Thanks to those who brought this to our attention. In investigating the slowdown in recent versions of Mathematica, it looks like the slow evaluation is a result of VectorPlot3D needing to evaluate the nqvrbmmf[mu0, a, b, c, x, y, z] function at all the points that the plot samples.
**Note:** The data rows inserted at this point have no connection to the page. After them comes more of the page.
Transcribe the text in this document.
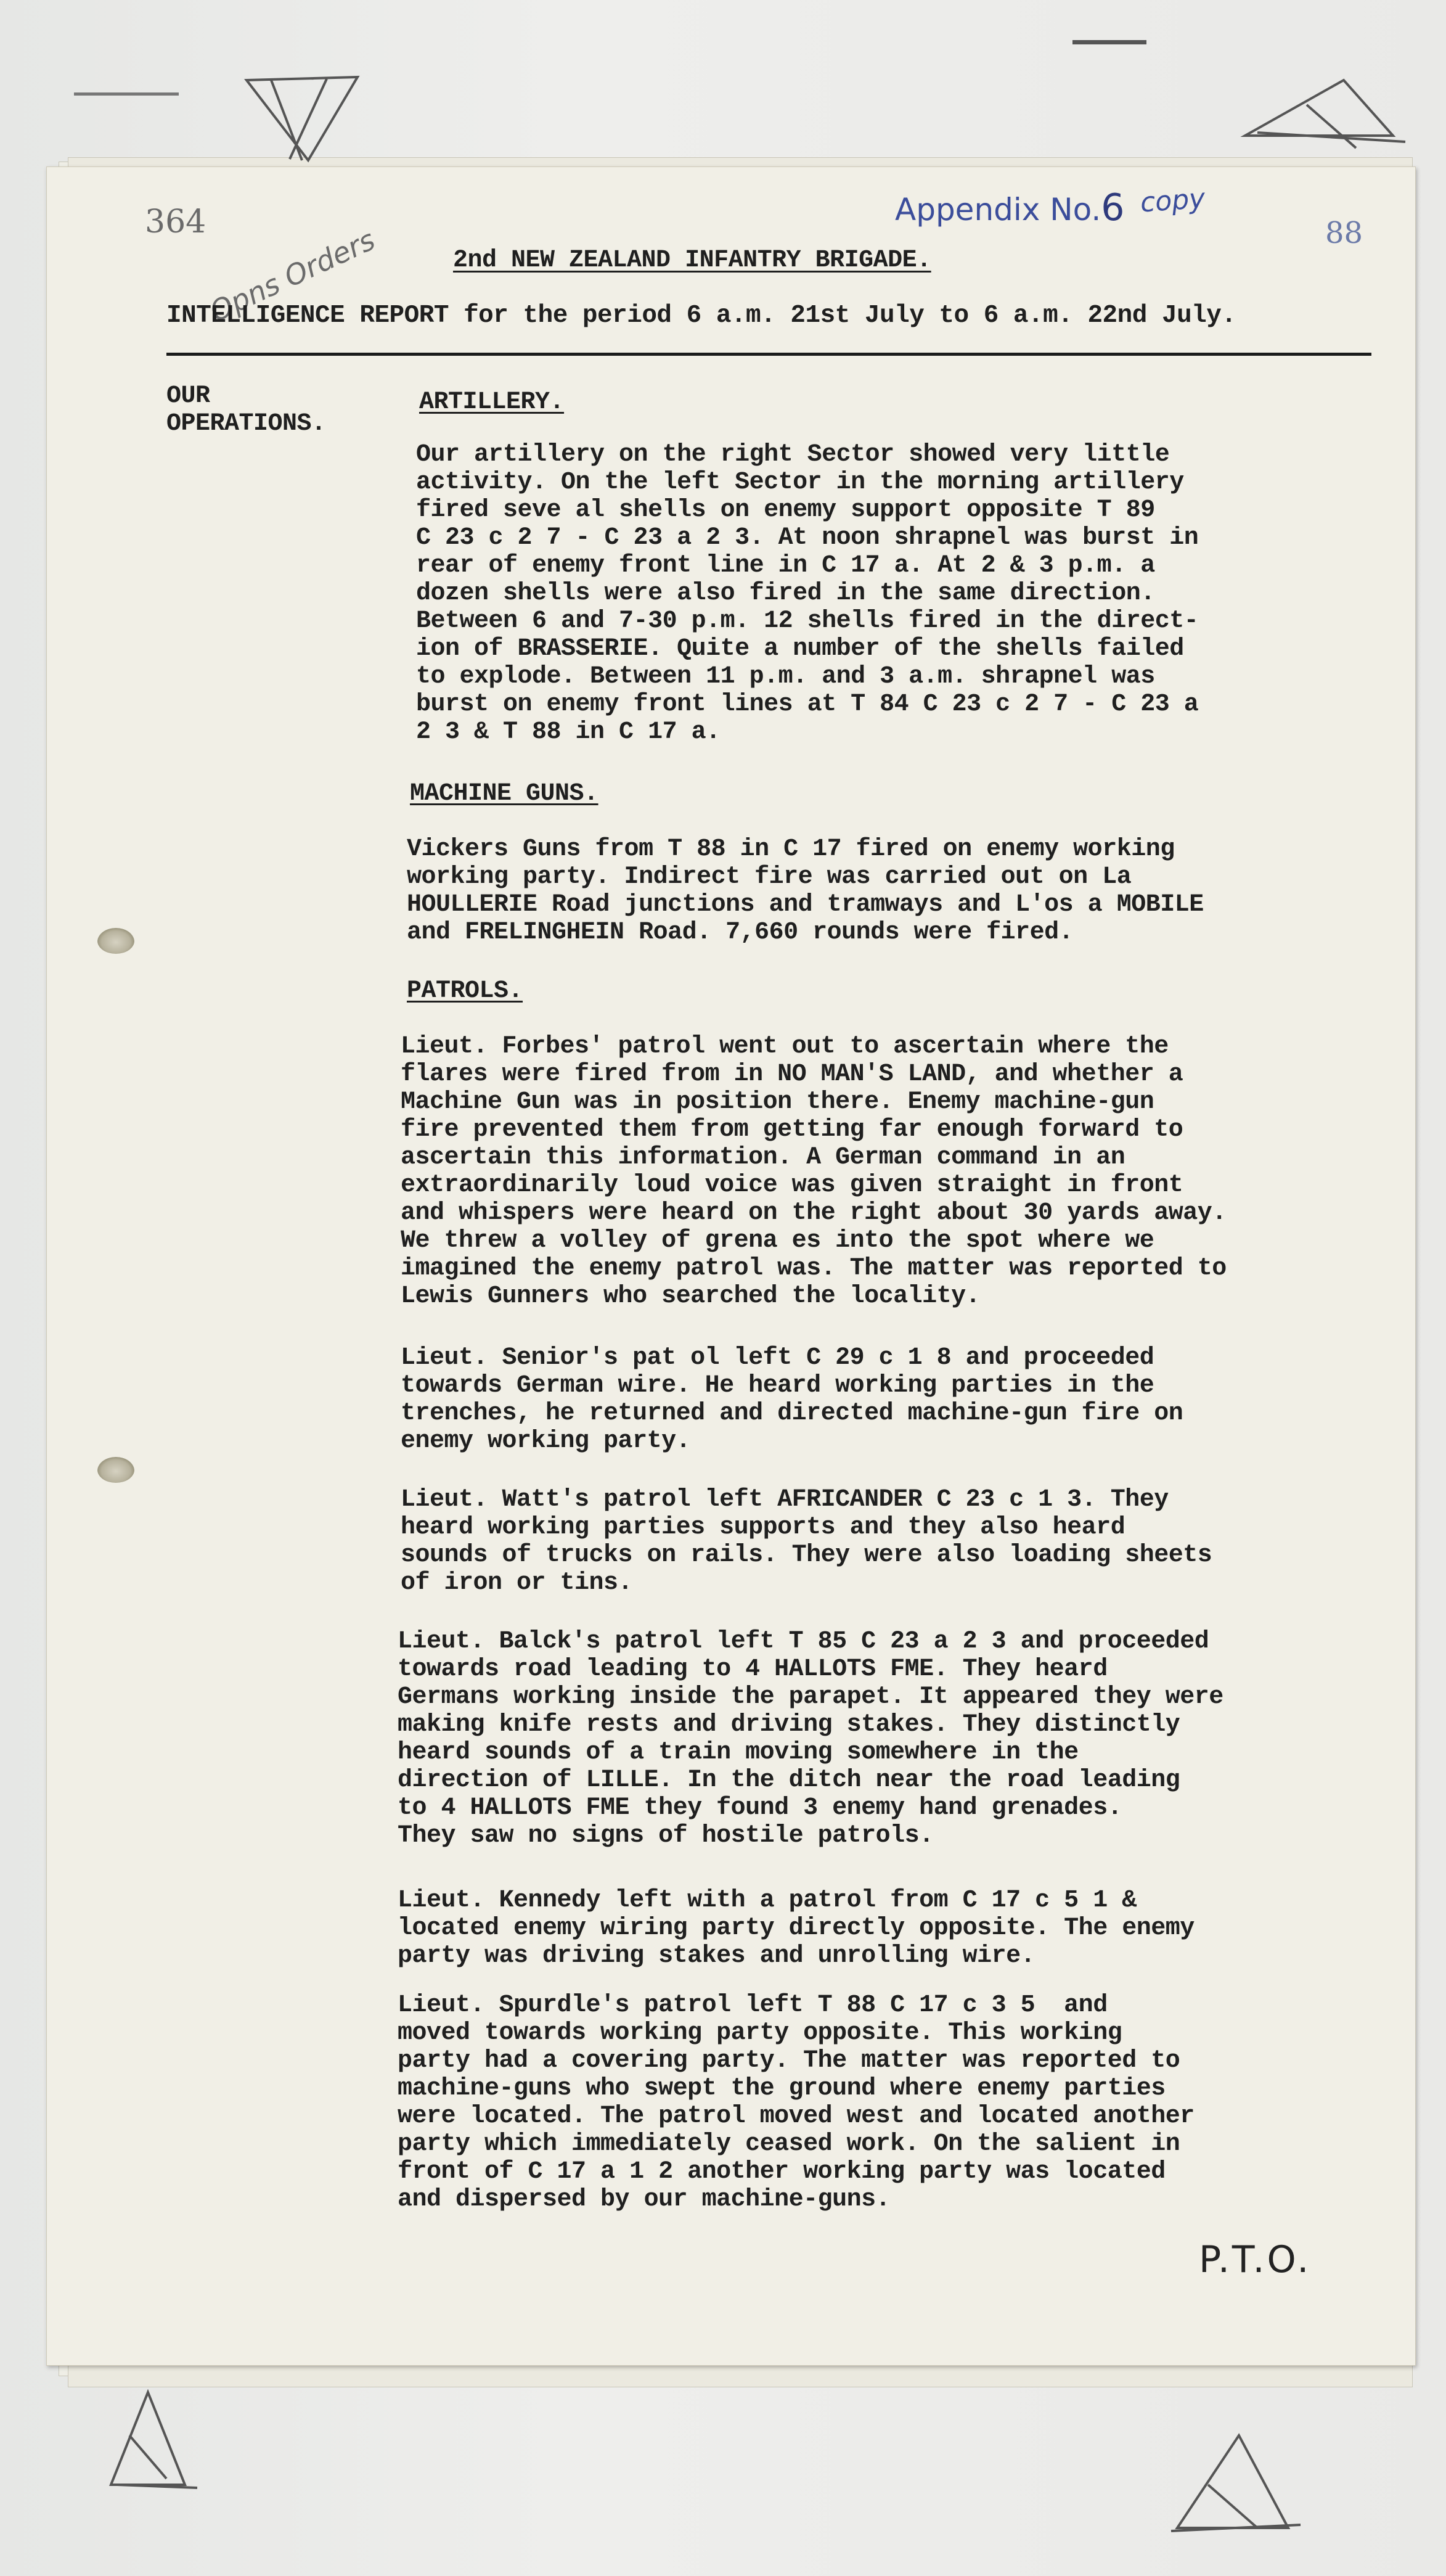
364
Opns Orders
Appendix No.6 copy
88
2nd NEW ZEALAND INFANTRY BRIGADE.
INTELLIGENCE REPORT for the period 6 a.m. 21st July to 6 a.m. 22nd July.
OUR
OPERATIONS.
ARTILLERY.
Our artillery on the right Sector showed very little
activity. On the left Sector in the morning artillery
fired seve al shells on enemy support opposite T 89
C 23 c 2 7 - C 23 a 2 3. At noon shrapnel was burst in
rear of enemy front line in C 17 a. At 2 & 3 p.m. a
dozen shells were also fired in the same direction.
Between 6 and 7-30 p.m. 12 shells fired in the direct-
ion of BRASSERIE. Quite a number of the shells failed
to explode. Between 11 p.m. and 3 a.m. shrapnel was
burst on enemy front lines at T 84 C 23 c 2 7 - C 23 a
2 3 & T 88 in C 17 a.
MACHINE GUNS.
Vickers Guns from T 88 in C 17 fired on enemy working
working party. Indirect fire was carried out on La
HOULLERIE Road junctions and tramways and L'os a MOBILE
and FRELINGHEIN Road. 7,660 rounds were fired.
PATROLS.
Lieut. Forbes' patrol went out to ascertain where the
flares were fired from in NO MAN'S LAND, and whether a
Machine Gun was in position there. Enemy machine-gun
fire prevented them from getting far enough forward to
ascertain this information. A German command in an
extraordinarily loud voice was given straight in front
and whispers were heard on the right about 30 yards away.
We threw a volley of grena es into the spot where we
imagined the enemy patrol was. The matter was reported to
Lewis Gunners who searched the locality.
Lieut. Senior's pat ol left C 29 c 1 8 and proceeded
towards German wire. He heard working parties in the
trenches, he returned and directed machine-gun fire on
enemy working party.
Lieut. Watt's patrol left AFRICANDER C 23 c 1 3. They
heard working parties supports and they also heard
sounds of trucks on rails. They were also loading sheets
of iron or tins.
Lieut. Balck's patrol left T 85 C 23 a 2 3 and proceeded
towards road leading to 4 HALLOTS FME. They heard
Germans working inside the parapet. It appeared they were
making knife rests and driving stakes. They distinctly
heard sounds of a train moving somewhere in the
direction of LILLE. In the ditch near the road leading
to 4 HALLOTS FME they found 3 enemy hand grenades.
They saw no signs of hostile patrols.
Lieut. Kennedy left with a patrol from C 17 c 5 1 &
located enemy wiring party directly opposite. The enemy
party was driving stakes and unrolling wire.
Lieut. Spurdle's patrol left T 88 C 17 c 3 5  and
moved towards working party opposite. This working
party had a covering party. The matter was reported to
machine-guns who swept the ground where enemy parties
were located. The patrol moved west and located another
party which immediately ceased work. On the salient in
front of C 17 a 1 2 another working party was located
and dispersed by our machine-guns.
P.T.O.
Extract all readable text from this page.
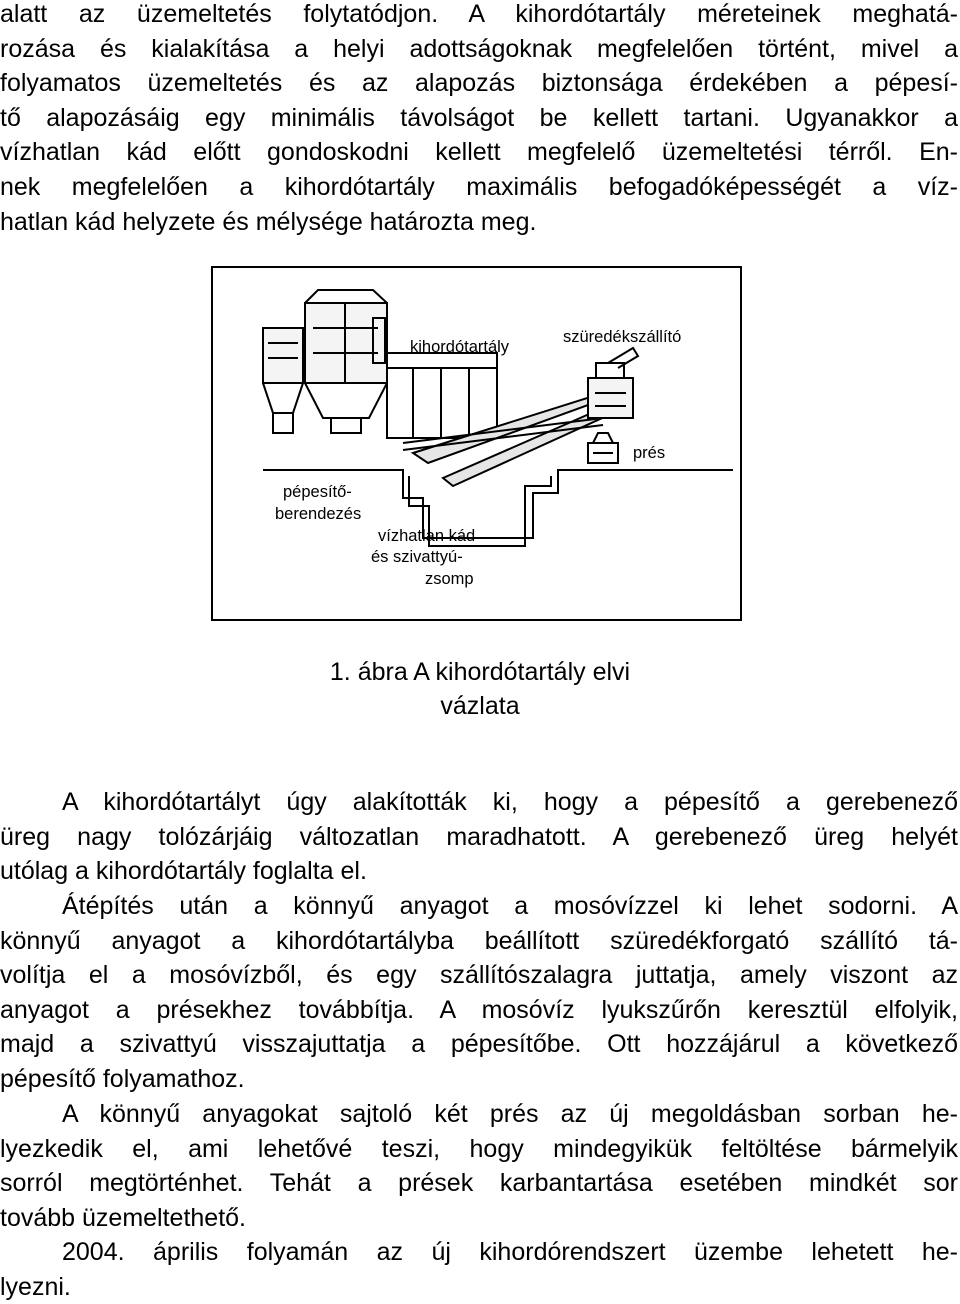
alatt az üzemeltetés folytatódjon. A kihordótartály méreteinek meghatá-
rozása és kialakítása a helyi adottságoknak megfelelően történt, mivel a
folyamatos üzemeltetés és az alapozás biztonsága érdekében a pépesí-
tő alapozásáig egy minimális távolságot be kellett tartani. Ugyanakkor a
vízhatlan kád előtt gondoskodni kellett megfelelő üzemeltetési térről. En-
nek megfelelően a kihordótartály maximális befogadóképességét a víz-
hatlan kád helyzete és mélysége határozta meg.
kihordótartály
szüredékszállító
prés
pépesítő-
berendezés
vízhatlan kád
és szivattyú-
zsomp
1. ábra A kihordótartály elvi
vázlata
A kihordótartályt úgy alakították ki, hogy a pépesítő a gerebenező
üreg nagy tolózárjáig változatlan maradhatott. A gerebenező üreg helyét
utólag a kihordótartály foglalta el.
Átépítés után a könnyű anyagot a mosóvízzel ki lehet sodorni. A
könnyű anyagot a kihordótartályba beállított szüredékforgató szállító tá-
volítja el a mosóvízből, és egy szállítószalagra juttatja, amely viszont az
anyagot a présekhez továbbítja. A mosóvíz lyukszűrőn keresztül elfolyik,
majd a szivattyú visszajuttatja a pépesítőbe. Ott hozzájárul a következő
pépesítő folyamathoz.
A könnyű anyagokat sajtoló két prés az új megoldásban sorban he-
lyezkedik el, ami lehetővé teszi, hogy mindegyikük feltöltése bármelyik
sorról megtörténhet. Tehát a prések karbantartása esetében mindkét sor
tovább üzemeltethető.
2004. április folyamán az új kihordórendszert üzembe lehetett he-
lyezni.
You can see that individual calls of nqvrbmmf are relatively slow:
In[5]:= Do[
nqvrbmmf[1000000, 0.01`, 0.01`, 0.01`, x, y,
z] /. {x -> RandomReal[{-0.015`, 0.059`}],
y -> RandomReal[{-0.02`, 0.02`}],
z -> RandomReal[{-0.035`, 0.115`}]}, 200] // AbsoluteTiming
Out[5]= {19.7192, Null}
This slow evaluation time can be addressed by forcing evaluation of VectorPlot3D's first argument with Evaluate prior to the actual evaluation of the plot:
In[6]:= AbsoluteTiming[
VectorPlot3D[
Evaluate[nqvrbmmf[mu0, a, b, c, x, y, z]] , {x, -1.5*a,
5.5*a + 4*gap}, {y, -2*b, 2*b}, {z, -3.5*c, 1.5*c + R},
VectorPoints -> {40, 20, 30}, BoxRatios -> Automatic,
Axes -> True, PlotLegends -> Automatic,
PlotRange -> {{-0.015, 0.059}, {-0.02, 0.02}, {-0.035, 0.115}}] //
ReplaceAll[#, {mu0 -> 10^6, a -> 0.01, b -> 0.01, c -> 0.01,
gap -> 0.001, R -> 0.1}] & // Quiet;]
Out[6]= {1.43917, Null}
The problem here was actually in Mathematica 11.0.1, where it looks like VectorPlot3D's first argument was evaluating before it should, leading to the speedup and causing the confusion.